We have ordered the sectors by the median PC1 values.
pc_df %>% ggplot(aes(x=PC1,y=reorder(sector,PC1), color=sector))+ geom_boxplot(size=1)+ labs(title= "PCA: 2022 S&P 500 Stock Data", x=paste0("PC1: ", round(variance_exp[1]*100), "%"), y="Sector")+ #geom_jitter(width=0.05)+ theme(legend.position="none") ggsave("PCA_plot_PC1_vs_SP500_sectors.png")
We can clearly see the pattern that PC1 has captured. At the one end of the boxplot we have IT companies and at the other end we have energy companies.

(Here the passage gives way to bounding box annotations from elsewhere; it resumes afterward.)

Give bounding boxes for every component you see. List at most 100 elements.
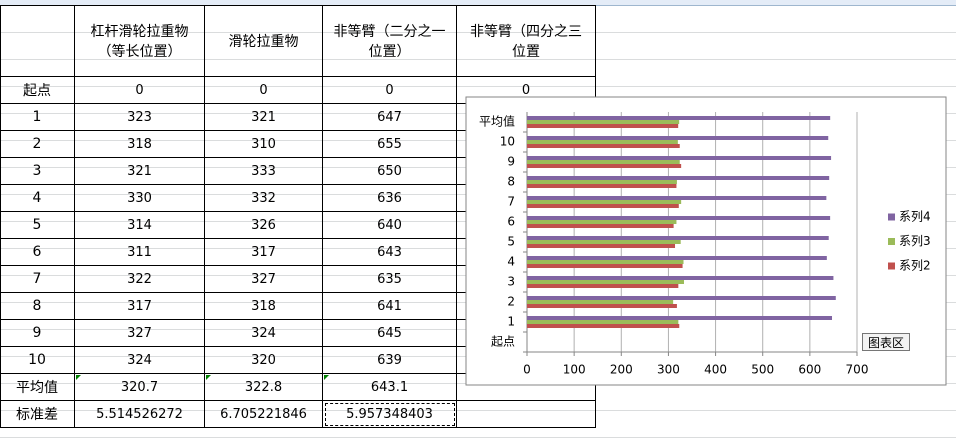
table-cell: 643	[323, 239, 457, 266]
bar	[527, 280, 684, 284]
table-cell: 635	[323, 266, 457, 293]
table-cell: 318	[75, 131, 205, 158]
bar	[527, 200, 682, 204]
table-cell: 327	[205, 266, 323, 293]
table-cell: 3	[0, 158, 75, 185]
bar	[527, 124, 679, 128]
bar	[527, 320, 679, 324]
bar	[527, 260, 684, 264]
table-cell: 0	[205, 77, 323, 104]
bar	[527, 116, 831, 120]
empty-cell	[457, 374, 596, 401]
header-text: 滑轮拉重物	[228, 33, 299, 50]
table-cell: 310	[205, 131, 323, 158]
y-tick-label: 7	[507, 195, 515, 209]
bar	[527, 144, 680, 148]
header-cell: 非等臂（四分之三 位置	[457, 5, 596, 77]
table-cell: 314	[75, 212, 205, 239]
y-tick-label: 1	[507, 315, 515, 329]
header-cell: 杠杆滑轮拉重物 （等长位置）	[75, 5, 205, 77]
bar	[527, 244, 676, 248]
legend-label: 系列2	[899, 259, 931, 273]
bar	[527, 196, 827, 200]
table-cell: 639	[323, 347, 457, 374]
bar	[527, 164, 682, 168]
header-text: 非等臂（四分之三	[470, 23, 582, 40]
table-cell: 317	[205, 239, 323, 266]
bar	[527, 236, 829, 240]
table-cell: 320.7	[75, 374, 205, 401]
bar	[527, 304, 677, 308]
bar	[527, 204, 679, 208]
bar	[527, 276, 834, 280]
x-tick-label: 600	[798, 363, 821, 377]
chart-tooltip: 图表区	[862, 333, 910, 351]
bar	[527, 220, 677, 224]
table-cell: 641	[323, 293, 457, 320]
table-cell: 324	[75, 347, 205, 374]
legend-swatch	[888, 213, 895, 221]
table-cell: 320	[205, 347, 323, 374]
x-tick-label: 200	[610, 363, 633, 377]
x-tick-label: 100	[563, 363, 586, 377]
table-cell: 332	[205, 185, 323, 212]
bar	[527, 316, 833, 320]
table-cell: 640	[323, 212, 457, 239]
table-cell: 4	[0, 185, 75, 212]
header-text: 杠杆滑轮拉重物	[90, 23, 189, 40]
table-cell: 起点	[0, 77, 75, 104]
x-tick-label: 300	[657, 363, 680, 377]
table-cell: 326	[205, 212, 323, 239]
table-cell: 318	[205, 293, 323, 320]
table-cell: 6.705221846	[205, 401, 323, 428]
bar	[527, 256, 827, 260]
table-cell: 9	[0, 320, 75, 347]
bar	[527, 284, 679, 288]
bar	[527, 160, 680, 164]
bar	[527, 180, 677, 184]
table-cell: 1	[0, 104, 75, 131]
bar	[527, 184, 677, 188]
legend-swatch	[888, 238, 895, 245]
table-cell: 647	[323, 104, 457, 131]
legend-label: 系列4	[899, 210, 931, 224]
table-cell: 311	[75, 239, 205, 266]
table-cell: 10	[0, 347, 75, 374]
bar	[527, 216, 831, 220]
table-cell: 333	[205, 158, 323, 185]
table-cell: 标准差	[0, 401, 75, 428]
header-cell	[0, 5, 75, 77]
y-tick-label: 8	[507, 175, 515, 189]
bar	[527, 264, 683, 268]
bar	[527, 136, 829, 140]
table-cell: 6	[0, 239, 75, 266]
legend-label: 系列3	[899, 234, 931, 248]
y-tick-label: 2	[507, 295, 515, 309]
y-tick-label: 10	[500, 135, 515, 149]
table-cell: 5	[0, 212, 75, 239]
table-cell: 330	[75, 185, 205, 212]
table-cell: 317	[75, 293, 205, 320]
table-cell: 8	[0, 293, 75, 320]
table-cell: 0	[323, 77, 457, 104]
y-tick-label: 6	[507, 215, 515, 229]
table-cell: 7	[0, 266, 75, 293]
y-tick-label: 平均值	[479, 114, 515, 129]
header-text: 位置	[512, 43, 540, 60]
y-tick-label: 起点	[491, 335, 515, 349]
header-text: 位置）	[368, 43, 411, 60]
header-cell: 滑轮拉重物	[205, 5, 323, 77]
table-border	[0, 5, 596, 428]
bar	[527, 140, 678, 144]
x-tick-label: 500	[751, 363, 774, 377]
header-cell: 非等臂（二分之一 位置）	[323, 5, 457, 77]
table-cell: 0	[75, 77, 205, 104]
table-cell: 323	[75, 104, 205, 131]
table-cell: 321	[205, 104, 323, 131]
header-text: 非等臂（二分之一	[333, 23, 446, 40]
table-cell: 5.957348403	[323, 401, 457, 428]
bar	[527, 296, 836, 300]
table-cell: 650	[323, 158, 457, 185]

As we go from the sector IT, that has low PC1 values, to energy sector with high PC1 value, we can also see other sectors have a nice increasing pattern in their median PC1 values.

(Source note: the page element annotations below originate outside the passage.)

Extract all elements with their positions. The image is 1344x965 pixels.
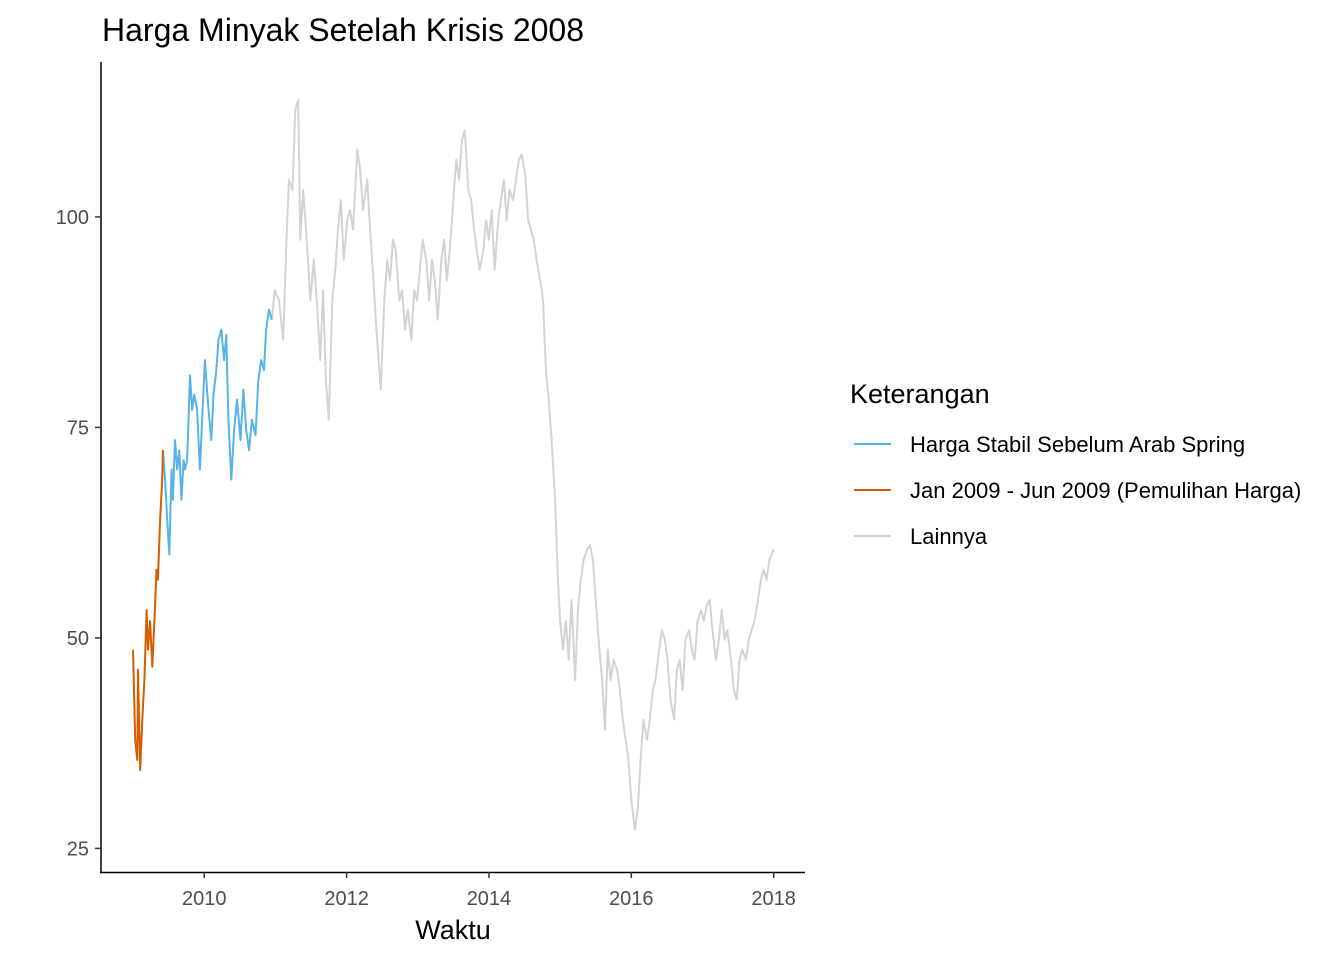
x-tick-label: 2018 <box>751 888 796 910</box>
series-layer <box>132 98 775 831</box>
series-line-2 <box>270 98 775 831</box>
legend-item-gray: Lainnya <box>854 524 988 549</box>
legend-label: Harga Stabil Sebelum Arab Spring <box>910 432 1245 457</box>
legend-item-orange: Jan 2009 - Jun 2009 (Pemulihan Harga) <box>854 478 1301 503</box>
y-tick-label: 25 <box>67 838 89 860</box>
legend: Keterangan Harga Stabil Sebelum Arab Spr… <box>850 379 1301 549</box>
y-ticks: 25 50 75 100 <box>56 207 101 860</box>
legend-label: Lainnya <box>910 524 988 549</box>
y-tick-label: 75 <box>67 417 89 439</box>
chart-title: Harga Minyak Setelah Krisis 2008 <box>102 12 584 48</box>
legend-title: Keterangan <box>850 379 990 409</box>
x-ticks: 2010 2012 2014 2016 2018 <box>182 872 796 910</box>
x-tick-label: 2016 <box>609 888 654 910</box>
legend-item-blue: Harga Stabil Sebelum Arab Spring <box>854 432 1245 457</box>
x-tick-label: 2014 <box>467 888 512 910</box>
series-line-1 <box>161 308 273 556</box>
x-axis-title: Waktu <box>415 915 491 945</box>
y-tick-label: 50 <box>67 628 89 650</box>
y-tick-label: 100 <box>56 207 89 229</box>
x-tick-label: 2010 <box>182 888 227 910</box>
legend-label: Jan 2009 - Jun 2009 (Pemulihan Harga) <box>910 478 1301 503</box>
series-line-0 <box>132 450 164 772</box>
x-tick-label: 2012 <box>324 888 369 910</box>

Going back to the PCA plot between PC1 and PC2, let us remake the plot this time highlighting only the energy and IT sectors.

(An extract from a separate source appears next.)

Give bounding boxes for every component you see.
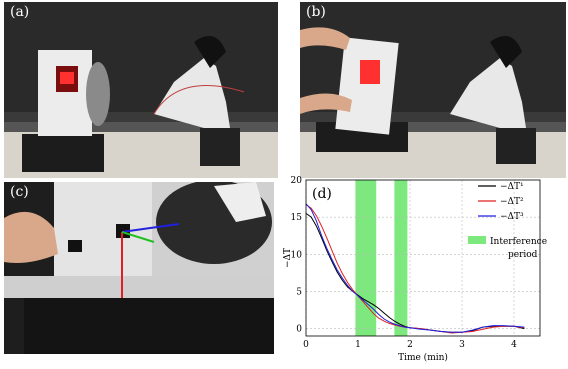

pc_df %>% ggplot(aes(x=PC1,y=PC2))+ geom_point(color="grey", size=3, alpha=0.3)+ geom_point(data=pc_df %>% filter(sector=="Energy"), aes(PC1,PC2, color=sector), size=3, alpha=0.5)+ geom_point(data=pc_df %>% filter(sector=="Information Technology"), aes(PC1,PC2, color=sector), size=3, alpha=0.5)+ #coord_fixed() + labs(title= "PCA: 2022 S&P 500 Stock Data", x=paste0("PC1: ", round(variance_exp[1]*100), "%"), y=paste0("PC1: ", round(variance_exp[2]*100), "%")) #theme(legend.position = "none") ggsave("PCA_plot_PC1_vs_PC2_SP500_sectors.png")
Now, we can see both PC1 and PC2 seem to separate these sectors nicely. Definitely there is a huge variability within the sectors.
To summarize, in this post, we saw how to get stock price data using tidyquant and perform PCA on S&P 500 stock data using tidyverse framework. We performed a first pass PCA on the daily return data from S&P 500 index companies for the year 2022. And could find the top PCs do explain the general market behaviour on the returns nicely. As mentioned this is really a cursory fun analysis, it will be interesting to do more detailed financial analysis with this data using dimensionality reduction techniques like PCA.